Reputation: 95
I have the following Makefile
. For some reason when I do make
it always rebuilds the target test_phantom_types.o
even when I haven't modified the files.
GTEST_HEADERS = ${GTEST_DIR}/include/gtest/*.h \
${GTEST_DIR}/include/gtest/internal/*.h
BASE_DIR = ..
BUILD_DIR = build
USER_DIR = $(BASE_DIR)/tests/src
CPPFLAGS += -isystem $(GTEST_DIR)/include
CXXFLAGS += -g -Wall -Wextra -pthread -std=c++11
TESTS = test_phantom_types
all : $(TESTS)
clean :
cd $(BUILD_DIR); \
rm -rf $(BUILD_DIR)/*.o; \
cd ../
test_phantom_types.o : $(USER_DIR)/test_phantom_types.cpp \
$(BASE_DIR) $(GTEST_HEADERS)
$(CXX) $(CPPFLAGS) $(CXXFLAGS) -I$(BASE_DIR) -c $(USER_DIR)/test_phantom_types.cpp -o $(BUILD_DIR)/$@
test_phantom_types : test_phantom_types.o
$(CXX) $(CPPFLAGS) $(CXXFLAGS) -lpthread $(addprefix $(BUILD_DIR)/,$^) ${GTEST_DIR}/libgtest.a ${GTEST_DIR}/libgtest_main.a -o $(addprefix $(BUILD_DIR)/, $@)
check : $(TESTS)
./$(addprefix $(BUILD_DIR)/,$^)
.PHONY : clean
Upvotes: 0
Views: 25
Reputation: 80931
make is very literal.
You told it you have a target called test_phantom_types.o
so it expects that target to generate that file.

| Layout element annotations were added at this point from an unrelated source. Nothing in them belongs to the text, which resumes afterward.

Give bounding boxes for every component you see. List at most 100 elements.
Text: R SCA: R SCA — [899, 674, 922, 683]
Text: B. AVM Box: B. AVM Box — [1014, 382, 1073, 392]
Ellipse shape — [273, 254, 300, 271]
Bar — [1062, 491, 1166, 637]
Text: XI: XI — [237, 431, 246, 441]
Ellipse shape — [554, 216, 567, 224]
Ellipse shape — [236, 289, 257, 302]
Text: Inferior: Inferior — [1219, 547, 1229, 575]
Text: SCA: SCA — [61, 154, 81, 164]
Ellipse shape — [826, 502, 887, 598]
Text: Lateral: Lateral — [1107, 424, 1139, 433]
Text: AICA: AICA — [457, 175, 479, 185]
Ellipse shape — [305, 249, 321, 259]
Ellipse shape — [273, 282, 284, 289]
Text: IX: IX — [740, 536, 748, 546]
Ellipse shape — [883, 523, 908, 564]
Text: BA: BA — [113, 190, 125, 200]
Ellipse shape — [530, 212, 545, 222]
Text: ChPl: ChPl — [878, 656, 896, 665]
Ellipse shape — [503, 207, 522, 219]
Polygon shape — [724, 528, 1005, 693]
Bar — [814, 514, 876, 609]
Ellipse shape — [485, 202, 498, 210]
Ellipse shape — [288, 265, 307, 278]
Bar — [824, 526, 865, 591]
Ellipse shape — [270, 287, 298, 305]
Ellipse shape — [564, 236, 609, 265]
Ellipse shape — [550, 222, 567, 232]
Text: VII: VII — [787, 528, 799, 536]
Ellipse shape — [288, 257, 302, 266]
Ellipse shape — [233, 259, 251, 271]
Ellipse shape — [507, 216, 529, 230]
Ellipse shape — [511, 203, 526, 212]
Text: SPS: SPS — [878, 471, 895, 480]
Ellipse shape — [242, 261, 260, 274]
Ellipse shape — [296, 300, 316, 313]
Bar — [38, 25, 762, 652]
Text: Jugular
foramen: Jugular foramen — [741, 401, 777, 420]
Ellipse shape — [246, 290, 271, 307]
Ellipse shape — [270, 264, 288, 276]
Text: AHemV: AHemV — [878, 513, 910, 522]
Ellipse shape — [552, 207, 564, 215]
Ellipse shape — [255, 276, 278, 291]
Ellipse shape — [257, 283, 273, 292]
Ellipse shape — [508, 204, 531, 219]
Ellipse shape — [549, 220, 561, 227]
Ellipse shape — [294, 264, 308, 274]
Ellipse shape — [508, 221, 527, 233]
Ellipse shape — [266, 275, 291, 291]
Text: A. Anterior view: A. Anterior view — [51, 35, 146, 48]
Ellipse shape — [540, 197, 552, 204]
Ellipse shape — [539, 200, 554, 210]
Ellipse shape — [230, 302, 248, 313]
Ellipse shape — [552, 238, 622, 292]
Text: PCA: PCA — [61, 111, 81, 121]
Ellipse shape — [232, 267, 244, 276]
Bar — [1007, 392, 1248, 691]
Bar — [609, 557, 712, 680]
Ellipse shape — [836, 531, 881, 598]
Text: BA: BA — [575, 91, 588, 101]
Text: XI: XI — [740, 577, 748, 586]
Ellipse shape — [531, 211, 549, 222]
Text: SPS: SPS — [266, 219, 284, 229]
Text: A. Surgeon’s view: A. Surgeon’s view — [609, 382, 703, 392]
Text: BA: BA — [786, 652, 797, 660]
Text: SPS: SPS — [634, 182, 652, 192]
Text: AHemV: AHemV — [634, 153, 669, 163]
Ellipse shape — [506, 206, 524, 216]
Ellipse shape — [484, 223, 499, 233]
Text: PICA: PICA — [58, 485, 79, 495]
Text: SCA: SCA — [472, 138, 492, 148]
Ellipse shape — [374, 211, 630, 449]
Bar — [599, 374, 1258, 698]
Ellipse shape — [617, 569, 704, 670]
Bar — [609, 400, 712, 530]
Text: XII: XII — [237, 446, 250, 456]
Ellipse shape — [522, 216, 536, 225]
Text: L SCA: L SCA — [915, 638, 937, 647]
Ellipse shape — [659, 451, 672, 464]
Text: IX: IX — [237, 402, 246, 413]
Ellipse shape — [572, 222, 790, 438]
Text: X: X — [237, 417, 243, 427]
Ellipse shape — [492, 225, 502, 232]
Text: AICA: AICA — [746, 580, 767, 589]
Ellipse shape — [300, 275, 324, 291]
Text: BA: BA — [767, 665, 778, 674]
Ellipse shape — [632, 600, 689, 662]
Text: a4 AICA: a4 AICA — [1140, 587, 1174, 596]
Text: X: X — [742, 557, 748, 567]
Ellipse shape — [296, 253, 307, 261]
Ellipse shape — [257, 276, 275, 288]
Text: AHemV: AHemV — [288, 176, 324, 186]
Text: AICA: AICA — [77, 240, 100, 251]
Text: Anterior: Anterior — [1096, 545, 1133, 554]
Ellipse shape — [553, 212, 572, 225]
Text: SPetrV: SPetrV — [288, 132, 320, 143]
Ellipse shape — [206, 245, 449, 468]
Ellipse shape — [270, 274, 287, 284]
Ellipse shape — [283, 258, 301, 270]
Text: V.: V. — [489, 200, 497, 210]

In your case, however, it doesn't. It generates $(BUILD_DIR)/$@
(from -o $(BUILD_DIR)/$@
) and that's not the same thing.
So when you run make
and make determines (from the all
-> test_phantom_types
-> test_phantom_types.o
sequence) that it needs to check if it needs to build the test_phantom_types.o
file it goes to look for it, can't find it and rebuilds it.
You can see this in the output from make -d
if you try it.
That's why the second Rule of Makefiles is
2.Every non-.PHONY rule must update a file with the exact name of its target.